Oil deals are still a little sticky. Oil was largely unchanged despite the latest headlines that Ukraine and Russia were moving towards a peace plan, stocks rose and fixed income fell, which has clearly eased pressure on oil (a bit lower, of course, but down $3) – these days among oil trading friends). One might think that even if the war does end, sanctions on Russia could persist, making oil supplies harder to obtain for longer.


Survived a hawkish FOMC on recession fears. I think gold took its cue from an inverted yield curve.

A historical review of the now-inverted 5s10 shows that the last two that happened (or were about to happen) were Y2K and before the GFC. This came after the FOMC, in the face of a more than 100 basis point rise in stocks and a blow to the dollar under pressure from Powell.

I think this reversal is the result of investors buying long-term TIPS to offset inflation risk; hence, the 10-year yield fell mechanically. I don’t see this as a sign of a recession, but as a reflection of inflation causing assets to underperform, so TIPS is considered a more solid bet.

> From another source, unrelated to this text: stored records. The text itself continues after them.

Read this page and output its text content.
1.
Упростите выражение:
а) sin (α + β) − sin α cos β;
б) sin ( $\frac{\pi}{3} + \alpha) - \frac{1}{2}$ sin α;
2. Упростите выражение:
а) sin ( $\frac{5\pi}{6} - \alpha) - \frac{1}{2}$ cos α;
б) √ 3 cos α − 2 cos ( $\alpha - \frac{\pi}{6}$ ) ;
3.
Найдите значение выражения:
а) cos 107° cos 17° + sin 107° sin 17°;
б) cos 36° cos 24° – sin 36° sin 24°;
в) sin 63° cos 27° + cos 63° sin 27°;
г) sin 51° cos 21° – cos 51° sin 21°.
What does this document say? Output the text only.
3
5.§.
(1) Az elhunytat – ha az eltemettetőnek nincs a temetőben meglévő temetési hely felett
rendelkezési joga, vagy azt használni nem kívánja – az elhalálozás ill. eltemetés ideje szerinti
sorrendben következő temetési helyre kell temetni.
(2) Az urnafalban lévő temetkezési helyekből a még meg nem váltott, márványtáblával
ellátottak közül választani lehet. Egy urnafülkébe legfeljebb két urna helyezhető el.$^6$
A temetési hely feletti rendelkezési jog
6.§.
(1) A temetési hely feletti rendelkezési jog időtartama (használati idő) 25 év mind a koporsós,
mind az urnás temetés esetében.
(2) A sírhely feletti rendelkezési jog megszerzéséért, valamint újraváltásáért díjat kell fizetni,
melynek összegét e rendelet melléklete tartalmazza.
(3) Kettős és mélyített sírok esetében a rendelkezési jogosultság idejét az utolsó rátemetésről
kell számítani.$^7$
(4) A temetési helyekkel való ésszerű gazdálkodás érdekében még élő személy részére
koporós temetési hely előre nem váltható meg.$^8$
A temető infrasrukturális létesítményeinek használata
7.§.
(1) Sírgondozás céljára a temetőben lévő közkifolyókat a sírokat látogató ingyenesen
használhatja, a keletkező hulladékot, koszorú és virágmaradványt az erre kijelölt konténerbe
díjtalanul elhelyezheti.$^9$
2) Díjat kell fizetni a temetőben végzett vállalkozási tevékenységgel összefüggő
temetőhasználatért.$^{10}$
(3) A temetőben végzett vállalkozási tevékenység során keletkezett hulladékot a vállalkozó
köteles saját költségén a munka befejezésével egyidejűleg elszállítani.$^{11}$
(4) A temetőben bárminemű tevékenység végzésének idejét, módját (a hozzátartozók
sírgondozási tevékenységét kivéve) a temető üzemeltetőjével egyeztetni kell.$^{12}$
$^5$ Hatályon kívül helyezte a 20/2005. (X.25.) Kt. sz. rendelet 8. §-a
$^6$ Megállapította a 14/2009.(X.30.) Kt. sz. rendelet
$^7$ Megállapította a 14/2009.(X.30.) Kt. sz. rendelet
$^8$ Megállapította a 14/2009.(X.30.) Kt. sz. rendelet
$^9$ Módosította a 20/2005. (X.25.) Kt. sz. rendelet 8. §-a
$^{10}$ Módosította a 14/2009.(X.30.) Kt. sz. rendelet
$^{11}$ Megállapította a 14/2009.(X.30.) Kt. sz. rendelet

Still, the main tool for tightening financial conditions is the real curve, and I continue to see real rates move significantly higher through 2022; therefore, higher reals should limit gold’s upside ambitions as a hawkish Fed should Every central bank has its doors open to maintain control over gold and fight inflation.

foreign exchange


Currency markets today have a mechanical tendency to chase risk, so I don’t really believe in a post-FOMC rally. Having said that, a hawkish Fed does open the door for a more hawkish ECB iteration, and as we’ve seen in past episodes of market pricing of NIRP, the euro has skyrocketed.

And since ceasefire trades are becoming more popular, especially in energy markets, I think EUR/USD may hold a bid. Lower energy prices are good for the EU economy and therefore good for the euro.